Like all critters in the forest Porcupines play a roll in the forest ecosystem. They have only a few successful predators. The fisher is the most successful. Fisher, a large member of the weasel family, are adept at killing porcupines without getting quilled. In the winter when food is scarce fisher will approach porcupines cautiously on the ground. Porcupines spend most of their time in trees during the winter but migrate from forage tree to forage tree. The fisher will dive under the snow and tear out the porcupines underbelly where there are no quills. He then lets the animal die and will enter into the body cavity in search of meat through the same belly opening. Bobcats will also predate porcupines but they most do so very cautiously. Quills have been often witnessed in bobcats, usually meaning they may have had a meal at their own expense.
Porcupines are the second largest North American rodent, only second to the Beaver. An adult male porcupine can weigh up to 20 pounds but rare specimens have been much larger in the 30 pound range. Their sloth like movements on the ground may lead one to believe that they are dim witted. The fact is that they simply aren’t afraid of too much. Most porcupines have long lives, up to 12 years, which is a much longer life than many forest animals.
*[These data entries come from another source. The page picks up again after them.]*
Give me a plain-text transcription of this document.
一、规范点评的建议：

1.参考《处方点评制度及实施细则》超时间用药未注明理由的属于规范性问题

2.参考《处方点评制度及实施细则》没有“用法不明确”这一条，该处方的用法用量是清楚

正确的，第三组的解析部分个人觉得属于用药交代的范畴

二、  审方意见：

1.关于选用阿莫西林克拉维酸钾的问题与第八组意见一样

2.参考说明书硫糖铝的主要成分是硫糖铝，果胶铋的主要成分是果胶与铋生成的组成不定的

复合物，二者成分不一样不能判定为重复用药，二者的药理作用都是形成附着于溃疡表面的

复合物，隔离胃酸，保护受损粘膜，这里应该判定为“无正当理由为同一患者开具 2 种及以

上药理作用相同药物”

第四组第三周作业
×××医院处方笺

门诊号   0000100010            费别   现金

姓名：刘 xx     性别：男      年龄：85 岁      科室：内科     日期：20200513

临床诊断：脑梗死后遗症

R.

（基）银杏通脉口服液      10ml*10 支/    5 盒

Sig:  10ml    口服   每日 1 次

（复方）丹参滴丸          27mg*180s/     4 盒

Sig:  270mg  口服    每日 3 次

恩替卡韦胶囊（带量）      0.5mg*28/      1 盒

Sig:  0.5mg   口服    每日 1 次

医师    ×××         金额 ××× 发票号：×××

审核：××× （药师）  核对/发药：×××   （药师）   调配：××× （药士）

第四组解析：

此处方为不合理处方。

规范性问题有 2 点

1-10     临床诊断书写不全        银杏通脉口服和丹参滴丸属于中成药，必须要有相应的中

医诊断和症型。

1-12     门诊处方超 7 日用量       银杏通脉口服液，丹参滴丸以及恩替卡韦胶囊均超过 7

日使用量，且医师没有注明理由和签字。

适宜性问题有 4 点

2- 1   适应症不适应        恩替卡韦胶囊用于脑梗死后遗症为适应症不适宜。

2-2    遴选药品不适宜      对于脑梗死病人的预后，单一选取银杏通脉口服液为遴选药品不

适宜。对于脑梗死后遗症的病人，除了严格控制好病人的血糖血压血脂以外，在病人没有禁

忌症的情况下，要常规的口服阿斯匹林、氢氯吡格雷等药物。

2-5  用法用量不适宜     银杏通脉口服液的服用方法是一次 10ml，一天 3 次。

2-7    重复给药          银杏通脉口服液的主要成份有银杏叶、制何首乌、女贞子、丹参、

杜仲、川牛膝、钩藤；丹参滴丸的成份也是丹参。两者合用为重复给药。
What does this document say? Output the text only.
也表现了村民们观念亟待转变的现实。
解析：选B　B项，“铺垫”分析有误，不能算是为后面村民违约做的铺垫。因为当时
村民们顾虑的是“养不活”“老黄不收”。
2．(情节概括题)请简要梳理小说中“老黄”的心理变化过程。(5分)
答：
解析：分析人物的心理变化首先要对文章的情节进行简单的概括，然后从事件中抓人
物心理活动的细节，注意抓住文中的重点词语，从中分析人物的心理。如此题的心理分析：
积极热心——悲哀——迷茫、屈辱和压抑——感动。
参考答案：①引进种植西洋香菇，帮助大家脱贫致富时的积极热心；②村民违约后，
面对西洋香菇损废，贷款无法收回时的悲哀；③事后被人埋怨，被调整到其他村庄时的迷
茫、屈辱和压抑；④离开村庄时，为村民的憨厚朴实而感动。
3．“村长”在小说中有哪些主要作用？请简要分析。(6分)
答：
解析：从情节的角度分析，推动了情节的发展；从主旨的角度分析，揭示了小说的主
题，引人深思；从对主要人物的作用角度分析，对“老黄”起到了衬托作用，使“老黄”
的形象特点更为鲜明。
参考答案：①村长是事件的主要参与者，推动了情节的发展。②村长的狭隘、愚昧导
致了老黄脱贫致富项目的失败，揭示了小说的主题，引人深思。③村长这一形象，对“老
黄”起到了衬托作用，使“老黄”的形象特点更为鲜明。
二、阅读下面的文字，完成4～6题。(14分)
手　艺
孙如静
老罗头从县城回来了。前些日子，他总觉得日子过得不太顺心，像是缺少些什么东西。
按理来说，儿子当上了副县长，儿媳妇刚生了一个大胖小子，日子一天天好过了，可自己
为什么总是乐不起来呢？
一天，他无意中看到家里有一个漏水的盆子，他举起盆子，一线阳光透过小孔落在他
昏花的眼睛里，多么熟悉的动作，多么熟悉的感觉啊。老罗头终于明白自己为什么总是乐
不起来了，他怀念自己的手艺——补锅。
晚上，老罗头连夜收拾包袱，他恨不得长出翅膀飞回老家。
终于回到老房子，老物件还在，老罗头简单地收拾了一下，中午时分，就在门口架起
I have come across baby porcupines (called porcupettes) with their mother. They are remarkably cute and close to their moms. The mother porcupines who breed in the late fall to a suitable male give birth to one porcupette about 7 months later. The young porky will stay with its mom for about a year. During late summer and early autumn you can often see them foraging together in a deciduous tree. Other than mating and winter denning this is likely the only time you will see porcupines in the company of other porcupines.
Realizing I’ve been standing on this precarious ledge for quite some time while thinking about the ledgendary porcupine I decide it will be wise to move on.
Moving on is always a good thing. Another adventure, I’m sure, lies ahead.
Originally written for the Heath Herald in September of 2015.